When we were together, there was nothing else I wanted, nothing else I really needed.

My world, and everything in it, was perfect.

“You were serious when you said you’d be fine getting married without a big wedding, right?” Noah asked once we were in the air and reached our cruising altitude.

I swallowed hard. “Yes. But I’d never do that.”

Noah and I had talked about marriage, and a possible wedding, but it had been hypothetical since he hadn’t actually asked me to marry him yet.

I’d mentioned that I’d love to just elope, run away somewhere and get married since there would be nobody to sit on the bride’s side of the aisle. My parents were never in Citrus Beach, and I doubted my mother would suddenly decide she wanted to be involved in my life by participating in wedding plans.

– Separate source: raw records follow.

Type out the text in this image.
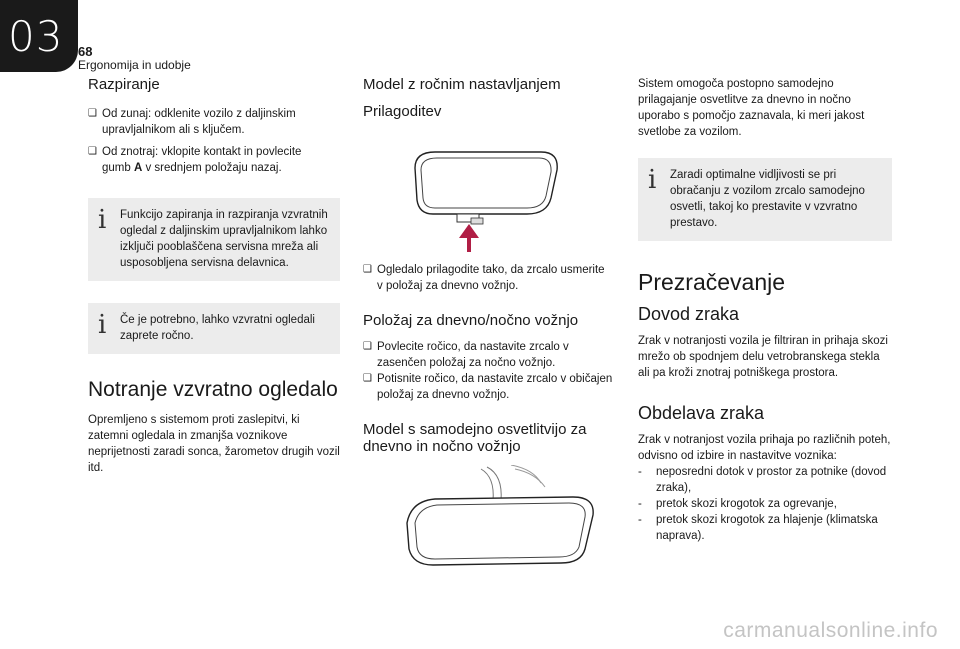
03 68
Ergonomija in udobje
Razpiranje
❑ Od zunaj: odklenite vozilo z daljinskim upravljalnikom ali s ključem.
❑ Od znotraj: vklopite kontakt in povlecite
gumb A v srednjem položaju nazaj.
i Funkcijo zapiranja in razpiranja vzvratnih ogledal z daljinskim upravljalnikom lahko izključi pooblaščena servisna mreža ali usposobljena servisna delavnica.
i Če je potrebno, lahko vzvratni ogledali zaprete ročno.
Notranje vzvratno ogledalo

Opremljeno s sistemom proti zaslepitvi, ki zatemni ogledala in zmanjša voznikove neprijetnosti zaradi sonca, žarometov drugih vozil itd.

Model z ročnim nastavljanjem
Prilagoditev
❑ Ogledalo prilagodite tako, da zrcalo usmerite v položaj za dnevno vožnjo.
Položaj za dnevno/nočno vožnjo
❑ Povlecite ročico, da nastavite zrcalo v zasenčen položaj za nočno vožnjo.
❑ Potisnite ročico, da nastavite zrcalo v običajen položaj za dnevno vožnjo.
Model s samodejno osvetlitvijo za dnevno in nočno vožnjo

Sistem omogoča postopno samodejno prilagajanje osvetlitve za dnevno in nočno uporabo s pomočjo zaznavala, ki meri jakost svetlobe za vozilom.

i Zaradi optimalne vidljivosti se pri obračanju z vozilom zrcalo samodejno osvetli, takoj ko prestavite v vzvratno prestavo.
Prezračevanje
Dovod zraka

Zrak v notranjosti vozila je filtriran in prihaja skozi mrežo ob spodnjem delu vetrobranskega stekla ali pa kroži znotraj potniškega prostora.

Obdelava zraka

Zrak v notranjost vozila prihaja po različnih poteh, odvisno od izbire in nastavitve voznika:

- neposredni dotok v prostor za potnike (dovod zraka),
- pretok skozi krogotok za ogrevanje,
- pretok skozi krogotok za hlajenje (klimatska naprava).
carmanualsonline.info
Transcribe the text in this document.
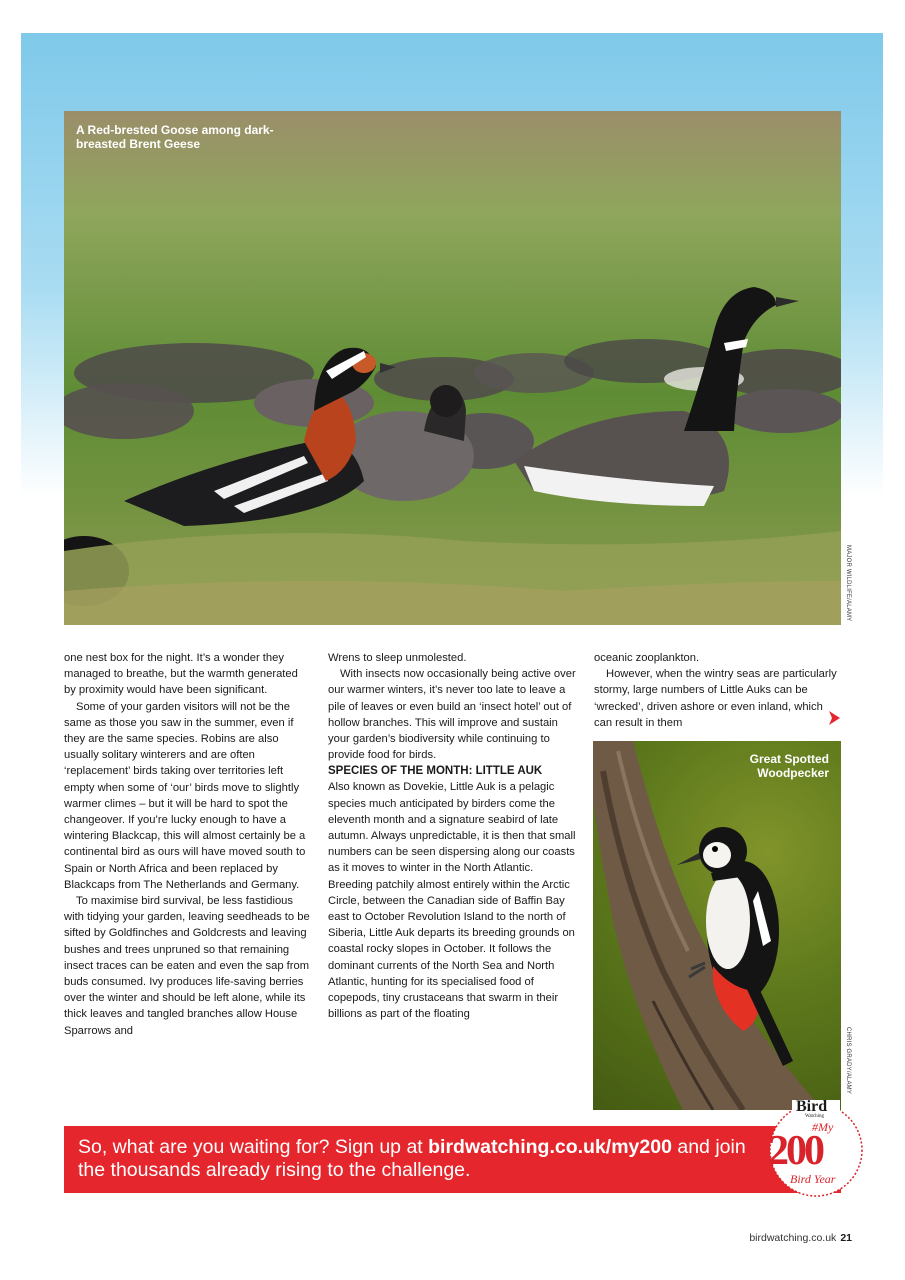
A Red-brested Goose among dark-breasted Brent Geese
MAJOR WILDLIFE/ALAMY

one nest box for the night. It’s a wonder they managed to breathe, but the warmth generated by proximity would have been significant.

Some of your garden visitors will not be the same as those you saw in the summer, even if they are the same species. Robins are also usually solitary winterers and are often ‘replacement’ birds taking over territories left empty when some of ‘our’ birds move to slightly warmer climes – but it will be hard to spot the changeover. If you’re lucky enough to have a wintering Blackcap, this will almost certainly be a continental bird as ours will have moved south to Spain or North Africa and been replaced by Blackcaps from The Netherlands and Germany.

To maximise bird survival, be less fastidious with tidying your garden, leaving seedheads to be sifted by Goldfinches and Goldcrests and leaving bushes and trees unpruned so that remaining insect traces can be eaten and even the sap from buds consumed. Ivy produces life-saving berries over the winter and should be left alone, while its thick leaves and tangled branches allow House Sparrows and

Wrens to sleep unmolested.

With insects now occasionally being active over our warmer winters, it’s never too late to leave a pile of leaves or even build an ‘insect hotel’ out of hollow branches. This will improve and sustain your garden’s biodiversity while continuing to provide food for birds.

SPECIES OF THE MONTH: LITTLE AUK

Also known as Dovekie, Little Auk is a pelagic species much anticipated by birders come the eleventh month and a signature seabird of late autumn. Always unpredictable, it is then that small numbers can be seen dispersing along our coasts as it moves to winter in the North Atlantic. Breeding patchily almost entirely within the Arctic Circle, between the Canadian side of Baffin Bay east to October Revolution Island to the north of Siberia, Little Auk departs its breeding grounds on coastal rocky slopes in October. It follows the dominant currents of the North Sea and North Atlantic, hunting for its specialised food of copepods, tiny crustaceans that swarm in their billions as part of the floating

oceanic zooplankton.

However, when the wintry seas are particularly stormy, large numbers of Little Auks can be ‘wrecked’, driven ashore or even inland, which can result in them

Great Spotted Woodpecker
CHRIS GRADY/ALAMY
So, what are you waiting for? Sign up at birdwatching.co.uk/my200 and join the thousands already rising to the challenge.
Bird
Watching
#My
200
Bird Year
birdwatching.co.uk 21
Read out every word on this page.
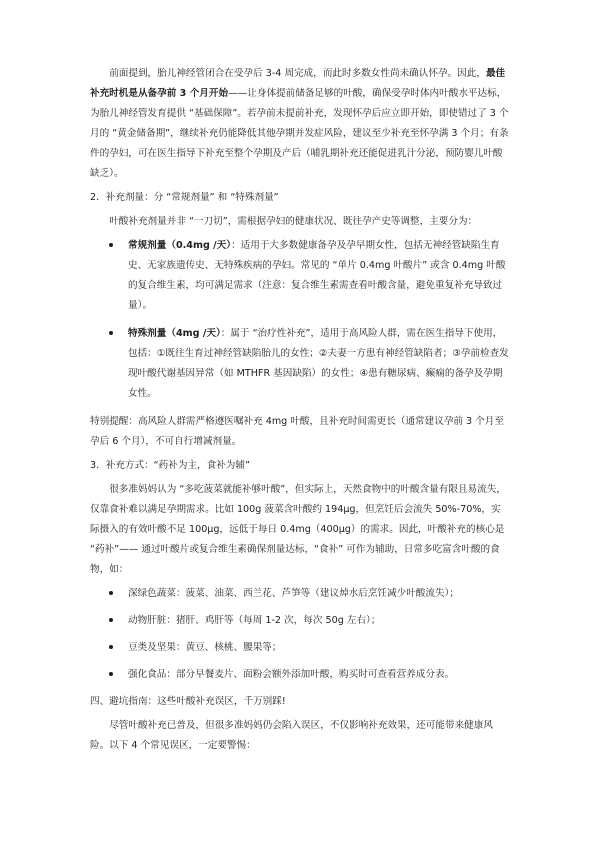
前面提到，胎儿神经管闭合在受孕后 3-4 周完成，而此时多数女性尚未确认怀孕。因此，最佳补充时机是从备孕前 3 个月开始——让身体提前储备足够的叶酸，确保受孕时体内叶酸水平达标，为胎儿神经管发育提供 “基础保障”。若孕前未提前补充，发现怀孕后应立即开始，即使错过了 3 个月的 “黄金储备期”，继续补充仍能降低其他孕期并发症风险，建议至少补充至怀孕满 3 个月；有条件的孕妇，可在医生指导下补充至整个孕期及产后（哺乳期补充还能促进乳汁分泌，预防婴儿叶酸缺乏）。

2．补充剂量：分 “常规剂量” 和 “特殊剂量”

叶酸补充剂量并非 “一刀切”，需根据孕妇的健康状况、既往孕产史等调整，主要分为：

常规剂量（0.4mg /天）：适用于大多数健康备孕及孕早期女性，包括无神经管缺陷生育史、无家族遗传史、无特殊疾病的孕妇。常见的 “单片 0.4mg 叶酸片” 或含 0.4mg 叶酸的复合维生素，均可满足需求（注意：复合维生素需查看叶酸含量，避免重复补充导致过量）。

特殊剂量（4mg /天）：属于 “治疗性补充”，适用于高风险人群，需在医生指导下使用，包括：①既往生育过神经管缺陷胎儿的女性；②夫妻一方患有神经管缺陷者；③孕前检查发现叶酸代谢基因异常（如 MTHFR 基因缺陷）的女性；④患有糖尿病、癫痫的备孕及孕期女性。

特别提醒：高风险人群需严格遵医嘱补充 4mg 叶酸，且补充时间需更长（通常建议孕前 3 个月至孕后 6 个月），不可自行增减剂量。

3．补充方式：“药补为主，食补为辅”

很多准妈妈认为 “多吃菠菜就能补够叶酸”，但实际上，天然食物中的叶酸含量有限且易流失，仅靠食补难以满足孕期需求。比如 100g 菠菜含叶酸约 194μg，但烹饪后会流失 50%-70%，实际摄入的有效叶酸不足 100μg，远低于每日 0.4mg（400μg）的需求。因此，叶酸补充的核心是 “药补”—— 通过叶酸片或复合维生素确保剂量达标，“食补” 可作为辅助，日常多吃富含叶酸的食物，如：

深绿色蔬菜：菠菜、油菜、西兰花、芦笋等（建议焯水后烹饪减少叶酸流失）；

动物肝脏：猪肝、鸡肝等（每周 1-2 次，每次 50g 左右）；

豆类及坚果：黄豆、核桃、腰果等；

强化食品：部分早餐麦片、面粉会额外添加叶酸，购买时可查看营养成分表。

四、避坑指南：这些叶酸补充误区，千万别踩!

尽管叶酸补充已普及，但很多准妈妈仍会陷入误区，不仅影响补充效果，还可能带来健康风险。以下 4 个常见误区，一定要警惕：
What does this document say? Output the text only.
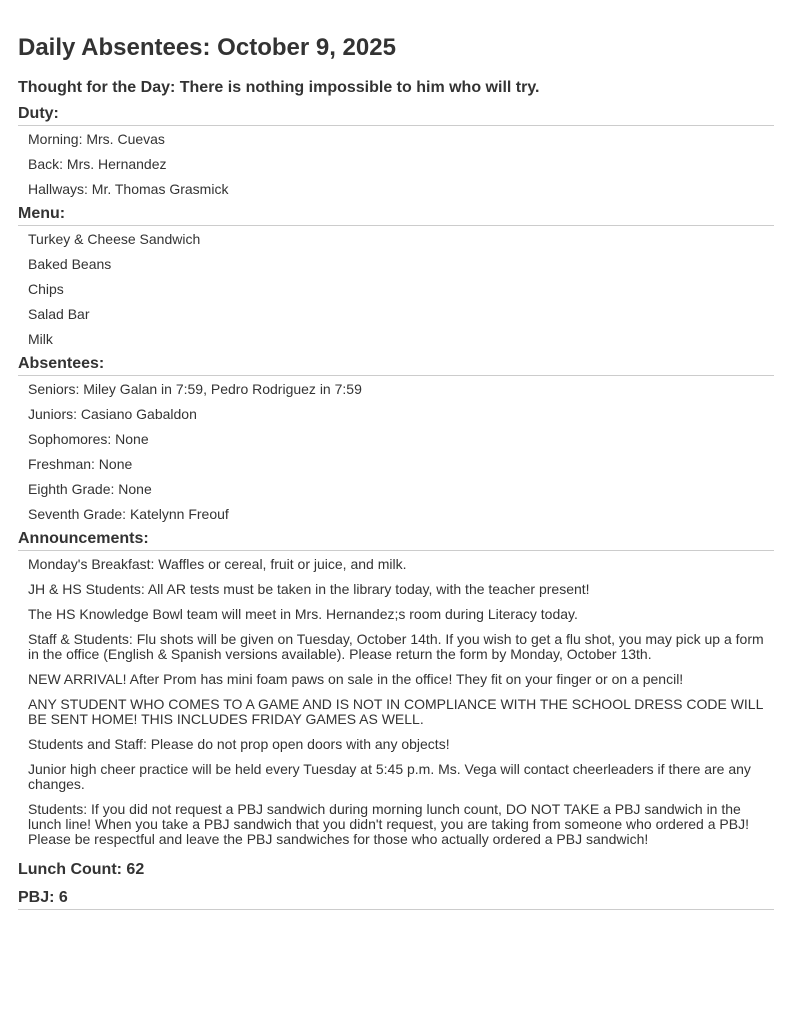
Daily Absentees: October 9, 2025

Thought for the Day: There is nothing impossible to him who will try.

Duty:
Morning: Mrs. Cuevas
Back: Mrs. Hernandez
Hallways: Mr. Thomas Grasmick
Menu:
Turkey & Cheese Sandwich
Baked Beans
Chips
Salad Bar
Milk
Absentees:
Seniors: Miley Galan in 7:59, Pedro Rodriguez in 7:59
Juniors: Casiano Gabaldon
Sophomores: None
Freshman: None
Eighth Grade: None
Seventh Grade: Katelynn Freouf
Announcements:
Monday's Breakfast: Waffles or cereal, fruit or juice, and milk.
JH & HS Students: All AR tests must be taken in the library today, with the teacher present!
The HS Knowledge Bowl team will meet in Mrs. Hernandez;s room during Literacy today.
Staff & Students: Flu shots will be given on Tuesday, October 14th. If you wish to get a flu shot, you may pick up a form in the office (English & Spanish versions available). Please return the form by Monday, October 13th.
NEW ARRIVAL! After Prom has mini foam paws on sale in the office! They fit on your finger or on a pencil!
ANY STUDENT WHO COMES TO A GAME AND IS NOT IN COMPLIANCE WITH THE SCHOOL DRESS CODE WILL BE SENT HOME! THIS INCLUDES FRIDAY GAMES AS WELL.
Students and Staff: Please do not prop open doors with any objects!
Junior high cheer practice will be held every Tuesday at 5:45 p.m. Ms. Vega will contact cheerleaders if there are any changes.
Students: If you did not request a PBJ sandwich during morning lunch count, DO NOT TAKE a PBJ sandwich in the lunch line! When you take a PBJ sandwich that you didn't request, you are taking from someone who ordered a PBJ! Please be respectful and leave the PBJ sandwiches for those who actually ordered a PBJ sandwich!

Lunch Count: 62

PBJ: 6
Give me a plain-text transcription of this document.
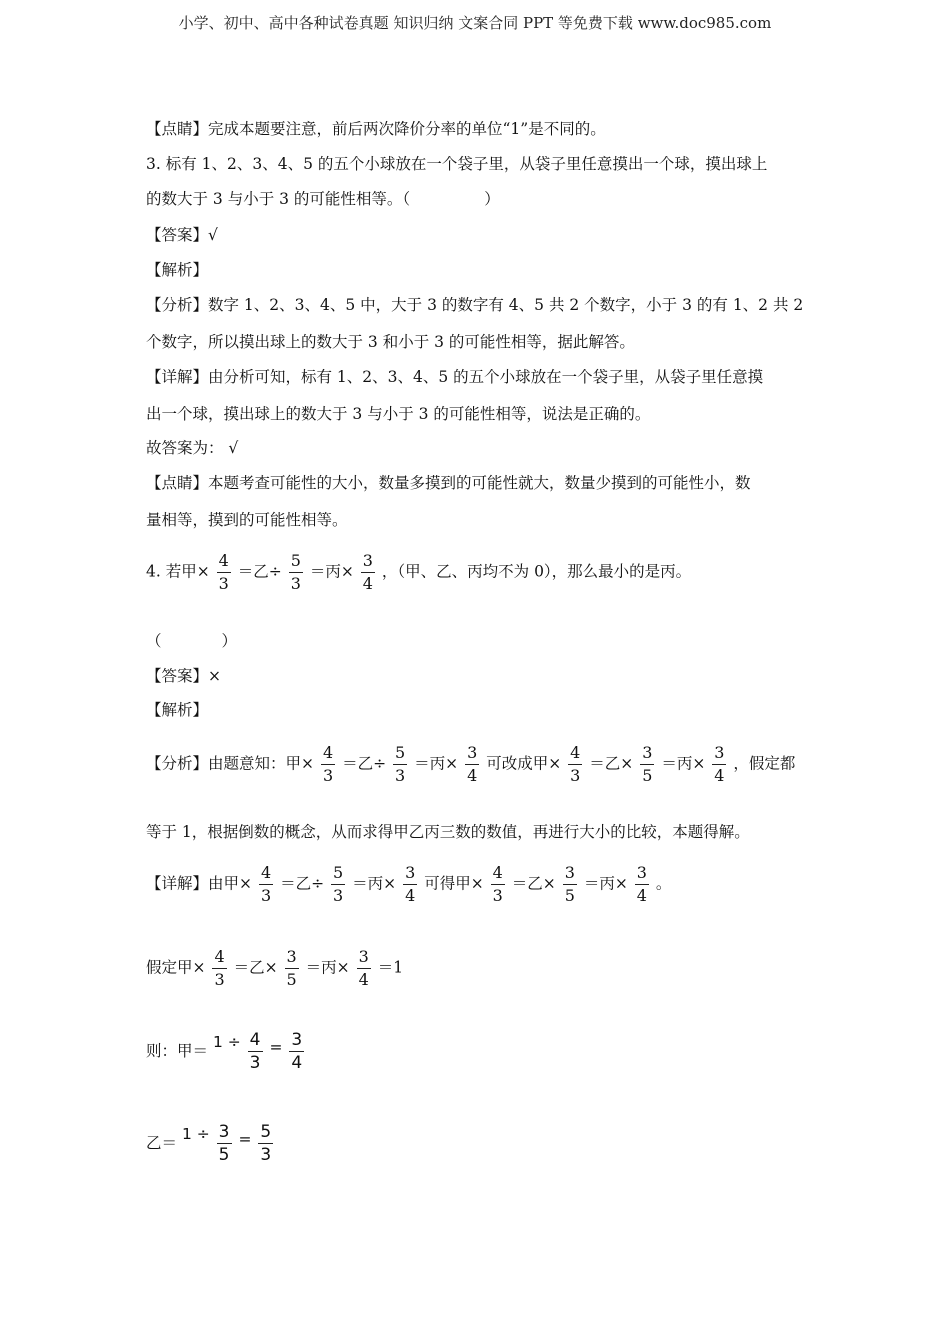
小学、初中、高中各种试卷真题 知识归纳 文案合同 PPT 等免费下载 www.doc985.com
【点睛】完成本题要注意，前后两次降价分率的单位“1”是不同的。
3. 标有 1、2、3、4、5 的五个小球放在一个袋子里，从袋子里任意摸出一个球，摸出球上
的数大于 3 与小于 3 的可能性相等。（	）
【答案】√
【解析】
【分析】数字 1、2、3、4、5 中，大于 3 的数字有 4、5 共 2 个数字，小于 3 的有 1、2 共 2
个数字，所以摸出球上的数大于 3 和小于 3 的可能性相等，据此解答。
【详解】由分析可知，标有 1、2、3、4、5 的五个小球放在一个袋子里，从袋子里任意摸
出一个球，摸出球上的数大于 3 与小于 3 的可能性相等，说法是正确的。
故答案为： √
【点睛】本题考查可能性的大小，数量多摸到的可能性就大，数量少摸到的可能性小，数
量相等，摸到的可能性相等。
4. 若甲× $\frac{4}{3}$ ＝乙÷ $\frac{5}{3}$ ＝丙× $\frac{3}{4}$ ，（甲、乙、丙均不为 0），那么最小的是丙。
（	）
【答案】×
【解析】
【分析】由题意知：甲× $\frac{4}{3}$ ＝乙÷ $\frac{5}{3}$ ＝丙× $\frac{3}{4}$ 可改成甲× $\frac{4}{3}$ ＝乙× $\frac{3}{5}$ ＝丙× $\frac{3}{4}$ ，假定都
等于 1，根据倒数的概念，从而求得甲乙丙三数的数值，再进行大小的比较，本题得解。
【详解】由甲× $\frac{4}{3}$ ＝乙÷ $\frac{5}{3}$ ＝丙× $\frac{3}{4}$ 可得甲× $\frac{4}{3}$ ＝乙× $\frac{3}{5}$ ＝丙× $\frac{3}{4}$ 。
假定甲× $\frac{4}{3}$ ＝乙× $\frac{3}{5}$ ＝丙× $\frac{3}{4} =1$
则：甲＝ $1 \div \frac{4}{3} = \frac{3}{4}$
乙＝ $1 \div \frac{3}{5} = \frac{5}{3}$
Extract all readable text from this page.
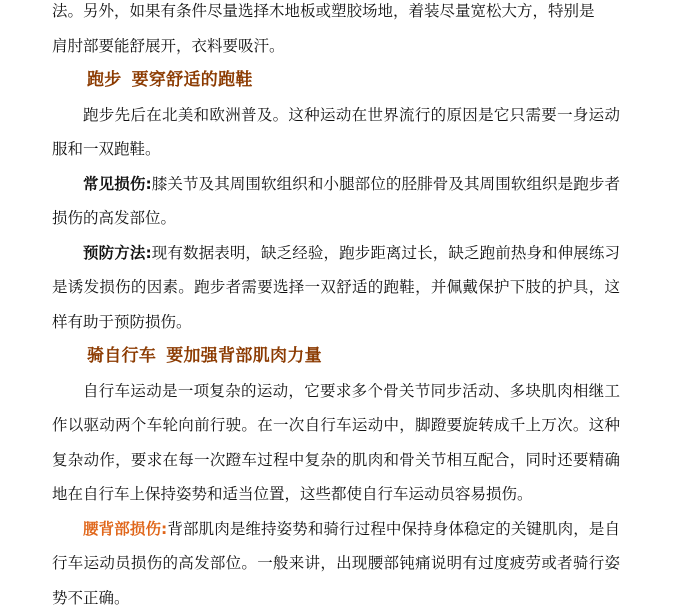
法。另外，如果有条件尽量选择木地板或塑胶场地，着装尽量宽松大方，特别是
肩肘部要能舒展开，衣料要吸汗。

跑步 要穿舒适的跑鞋

跑步先后在北美和欧洲普及。这种运动在世界流行的原因是它只需要一身运动服和一双跑鞋。

常见损伤:膝关节及其周围软组织和小腿部位的胫腓骨及其周围软组织是跑步者损伤的高发部位。

预防方法:现有数据表明，缺乏经验，跑步距离过长，缺乏跑前热身和伸展练习是诱发损伤的因素。跑步者需要选择一双舒适的跑鞋，并佩戴保护下肢的护具，这样有助于预防损伤。

骑自行车 要加强背部肌肉力量

自行车运动是一项复杂的运动，它要求多个骨关节同步活动、多块肌肉相继工作以驱动两个车轮向前行驶。在一次自行车运动中，脚蹬要旋转成千上万次。这种复杂动作，要求在每一次蹬车过程中复杂的肌肉和骨关节相互配合，同时还要精确地在自行车上保持姿势和适当位置，这些都使自行车运动员容易损伤。

腰背部损伤:背部肌肉是维持姿势和骑行过程中保持身体稳定的关键肌肉，是自行车运动员损伤的高发部位。一般来讲，出现腰部钝痛说明有过度疲劳或者骑行姿势不正确。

Of course, Noah’s side would be overcrowded with all of his family.

I’d meant it as a joke. I would never deny Noah a proper wedding where all of his family could attend.

“Why not?” His tone was curious.

“Noah, your family would never forgive me. They’d all want to see you marry.”

“This isn’t about our family, Andie. It’s about us.” He unfastened his seat belt and got up, only to drop down in front of me.

My breath caught as he drew a red-velvet jewelry box from the pocket of his jeans. “I’ve been carrying this ring around for weeks. I kept waiting for the right time. I guess what I didn’t realize was that it was always the right time because I had the right woman. I hope you’re ready to take it.”